Hello,
I want to present the results of one more tests I wanted to do. I have noticed that llama2-7b gives weird (read incorrect) results when used with Float16. I have set-up a small test demostrating the behavior to nail-down the source, but I have failed in this regard so far. Here is how it goes.
using ProfileSummarizer
using Transformers
using Flux
using TextEncodeBase
using NeuralAttentionlib
using HuggingFaceApi
using FiniteDifferences
using Zygote
using CUDA
using StatsBase
CUDA.device!(0)
textenc = HuggingFace.load_tokenizer("meta-llama/Llama-2-7b-chat-hf"; auth_token = access_token);
model = HuggingFace.load_model("llama", "meta-llama/Llama-2-7b-chat-hf", "forCausallm", auth_token = access_token);
embeddings = model.model.embed.token.embeddings;
decoder = model.model.decoder;
function test_precisions(layer;togpu = gpu, use_hidden = true)
layer = cpu(layer)
tokens = TextEncodeBase.encode(textenc, "the most important text for this test").token
xx = embeddings * tokens
os = map((f16, f32)) do f
l = togpu(f(layer))
Īø = togpu(f(xx))
use_hidden ? l((;hidden_state = Īø)).hidden_state : l(Īø)
end
maximum(abs.(os[1] .- os[2]))
end
test_precisions(decoder;togpu = gpu)
# 80.53846f0
test_precisions(decoder;togpu = cpu) # be aware that this takes ages to execute
# 80.53849f0
test_precisions(decoder.layers[1][1];togpu = gpu)
# 0.023721457f0
test_precisions(decoder.layers[1][1];togpu = cpu)
# 0.07958412f0
test_precisions(decoder.layers[1][1].attention;togpu = gpu)
# 0.003145814f0
test_precisions(decoder.layers[1][1].attention;togpu = cpu)
# 0.010890484f0
test_precisions(decoder.layers[1][1].feedforward;togpu = gpu)
# 0.0047082305f0
test_precisions(decoder.layers[1][1].feedforward;togpu = cpu)
# 0.055611372f0
In other words, for some reason, llama2 computational model accumulates errors between Float16 and Float32. I have found surprising the difference is so high on the end (80). According to the model card https://huggingface.co/meta-llama/Llama-2-7b-chat-hf/blob/main/config.json, the model was trained in Float16. Would be great if someone with a good python skills can execute similar test in pytorch, as I do not have easy access to the environment with working pytorch on A100.
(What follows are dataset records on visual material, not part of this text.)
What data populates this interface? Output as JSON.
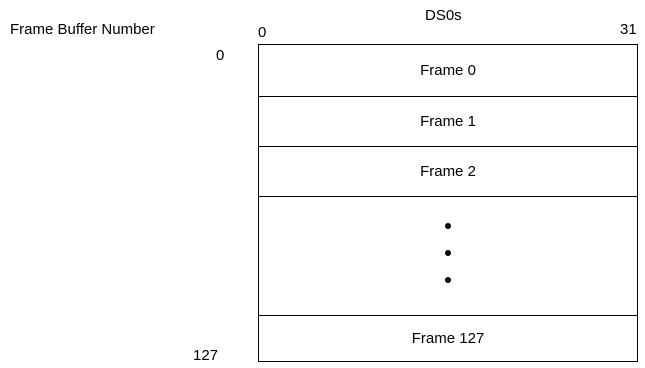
{
  "labels": {
    "row_axis_title": "Frame Buffer Number",
    "row_start": "0",
    "row_end": "127",
    "column_axis_title": "DS0s",
    "column_start": "0",
    "column_end": "31"
  },
  "frames": {
    "frame_0": "Frame 0",
    "frame_1": "Frame 1",
    "frame_2": "Frame 2",
    "frame_last": "Frame 127"
  }
}
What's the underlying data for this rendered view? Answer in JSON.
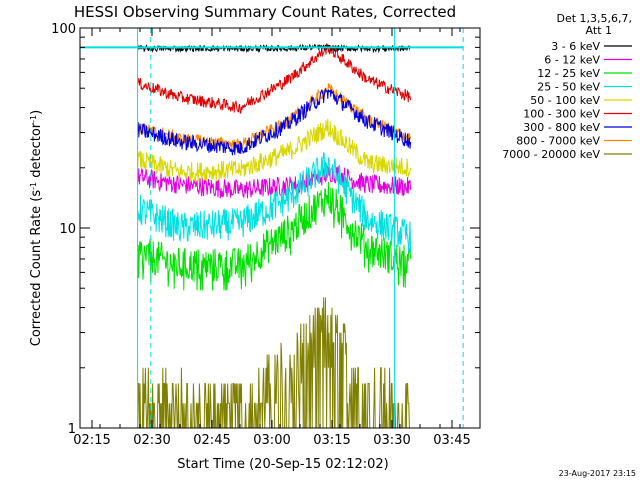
{
  "chart_data": {
    "type": "line",
    "title": "HESSI Observing Summary Count Rates, Corrected",
    "xlabel": "Start Time (20-Sep-15 02:12:02)",
    "ylabel_main": "Corrected Count Rate (s",
    "ylabel_sup1": "-1",
    "ylabel_mid": " detector",
    "ylabel_sup2": "-1",
    "ylabel_end": ")",
    "footer": "23-Aug-2017 23:15",
    "legend_header": [
      "Det 1,3,5,6,7,",
      "Att 1"
    ],
    "y_scale": "log",
    "ylim": [
      1,
      100
    ],
    "xlim_minutes": [
      0,
      100
    ],
    "x_ticks": [
      {
        "label": "02:15",
        "t": 3
      },
      {
        "label": "02:30",
        "t": 18
      },
      {
        "label": "02:45",
        "t": 33
      },
      {
        "label": "03:00",
        "t": 48
      },
      {
        "label": "03:15",
        "t": 63
      },
      {
        "label": "03:30",
        "t": 78
      },
      {
        "label": "03:45",
        "t": 93
      }
    ],
    "y_ticks": [
      {
        "label": "1",
        "v": 1
      },
      {
        "label": "10",
        "v": 10
      },
      {
        "label": "100",
        "v": 100
      }
    ],
    "data_range_minutes": [
      14.4,
      82.8
    ],
    "series": [
      {
        "name": "3 - 6 keV",
        "color": "#000000",
        "x": [
          14.4,
          30,
          50,
          60,
          66,
          75,
          82.8
        ],
        "y": [
          79,
          79,
          79,
          80,
          79,
          79,
          79
        ]
      },
      {
        "name": "6 - 12 keV",
        "color": "#e000e0",
        "x": [
          14.4,
          25,
          40,
          55,
          63,
          72,
          82.8
        ],
        "y": [
          18,
          16.5,
          15.5,
          16.5,
          19,
          16.5,
          16
        ]
      },
      {
        "name": "12 - 25 keV",
        "color": "#00e000",
        "x": [
          14.4,
          25,
          40,
          52,
          62,
          72,
          82.8
        ],
        "y": [
          7.5,
          6.5,
          6.5,
          9.5,
          14.5,
          8,
          6.5
        ]
      },
      {
        "name": "25 - 50 keV",
        "color": "#00e0e0",
        "x": [
          14.4,
          25,
          40,
          52,
          62,
          72,
          82.8
        ],
        "y": [
          12.5,
          10,
          10.5,
          14,
          21,
          11,
          9
        ]
      },
      {
        "name": "50 - 100 keV",
        "color": "#d8d800",
        "x": [
          14.4,
          25,
          40,
          52,
          62,
          72,
          82.8
        ],
        "y": [
          22,
          19,
          19.5,
          24,
          32,
          21,
          20
        ]
      },
      {
        "name": "100 - 300 keV",
        "color": "#e00000",
        "x": [
          14.4,
          25,
          40,
          52,
          62,
          72,
          82.8
        ],
        "y": [
          53,
          45,
          40,
          55,
          80,
          55,
          45
        ]
      },
      {
        "name": "300 - 800 keV",
        "color": "#0000e0",
        "x": [
          14.4,
          25,
          40,
          52,
          62,
          72,
          82.8
        ],
        "y": [
          31,
          27,
          25,
          33,
          48,
          34,
          27
        ]
      },
      {
        "name": "800 - 7000 keV",
        "color": "#ff8800",
        "x": [
          14.4,
          25,
          40,
          52,
          62,
          72,
          82.8
        ],
        "y": [
          32,
          28,
          26,
          34,
          50,
          35,
          28
        ]
      },
      {
        "name": "7000 - 20000 keV",
        "color": "#808000",
        "x": [
          14.4,
          25,
          40,
          52,
          62,
          72,
          82.8
        ],
        "y": [
          1.5,
          1.3,
          1.2,
          2.0,
          3.3,
          1.5,
          1.2
        ]
      }
    ],
    "markers": {
      "solid_lines_minutes": [
        14.4,
        78.6
      ],
      "dashed_lines_minutes": [
        17.7,
        95.8
      ],
      "top_bar_minutes": [
        0,
        95.8
      ],
      "top_bar_value": 80,
      "color": "#00e0e0"
    },
    "grid": false,
    "legend_placement": "right"
  }
}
I have found the problem by testing this notebook https://github.com/chengchingwen/Transformers.jl/blob/master/example/Llama2_example.ipynb with model converted to Float16
by f16
. You can check that the model starts to halucinate. It might be that llama2-7b requires BFloat16
, but for this I think there is no support.